Давид не целует его — нет, спасибо — но подползает ближе и обнимает рукой поперёк торса. Сеск отзеркаливает его движение, прижимается лбом к плечу, окончательно выравнивает дыхание.
— Твоя правда, — спокойно отвечает он. — Всё уже лучше не придумаешь.
Его пальцы тем временем движутся ниже и сжимают стоящий член у основания — Вилья давится воздухом. Он не может понять, шутит Сеск, язвит или всерьёз.
— Думал, воображение у тебя побогаче, — иронизирует он.
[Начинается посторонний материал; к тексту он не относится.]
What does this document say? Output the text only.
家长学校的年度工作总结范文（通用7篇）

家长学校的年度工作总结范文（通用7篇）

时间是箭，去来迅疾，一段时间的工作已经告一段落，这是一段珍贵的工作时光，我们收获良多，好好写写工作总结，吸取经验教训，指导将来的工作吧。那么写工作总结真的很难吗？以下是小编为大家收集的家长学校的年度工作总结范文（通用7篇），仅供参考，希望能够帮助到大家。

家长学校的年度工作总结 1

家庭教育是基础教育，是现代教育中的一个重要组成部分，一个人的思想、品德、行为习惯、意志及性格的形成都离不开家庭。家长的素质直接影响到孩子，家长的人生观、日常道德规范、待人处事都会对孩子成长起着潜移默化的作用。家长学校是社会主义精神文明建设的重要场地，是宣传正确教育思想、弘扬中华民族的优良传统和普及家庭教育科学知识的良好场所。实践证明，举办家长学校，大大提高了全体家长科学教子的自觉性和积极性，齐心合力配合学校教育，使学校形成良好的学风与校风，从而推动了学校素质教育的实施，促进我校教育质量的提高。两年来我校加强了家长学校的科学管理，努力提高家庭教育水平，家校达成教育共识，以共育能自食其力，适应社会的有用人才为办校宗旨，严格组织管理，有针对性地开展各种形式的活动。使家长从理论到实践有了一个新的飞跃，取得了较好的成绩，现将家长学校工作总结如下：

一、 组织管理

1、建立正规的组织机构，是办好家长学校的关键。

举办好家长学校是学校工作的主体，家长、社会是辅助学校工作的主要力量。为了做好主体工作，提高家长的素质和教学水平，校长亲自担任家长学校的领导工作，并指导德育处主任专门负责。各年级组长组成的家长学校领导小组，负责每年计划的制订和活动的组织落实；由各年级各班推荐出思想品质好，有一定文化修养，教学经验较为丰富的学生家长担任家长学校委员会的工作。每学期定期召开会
Пальцы Сеска движутся всё быстрее, и Давид у грани, почти за ней. Тело становится ватным, напряжение отключает все чувства — кожу колет, в ушах звон, перед глазами темно…
И тут его до краёв — и через край! — захлёстывает чистая энергия. Её слишком много для осознания, для чего угодно, она наполняет его, не оставляя ни чувств, ни мыслей.
Это электричество покидает тело медленно, цепляясь за каждую клеточку и оставляя колющее желание сделать мир лучше. Давид понятия не имеет, как, но он так счастлив, ему так бесконечно хорошо!..
Дистиллированная энергия утекает, оставляя пустоту, удовольствие и покалывание на подушечках пальцев.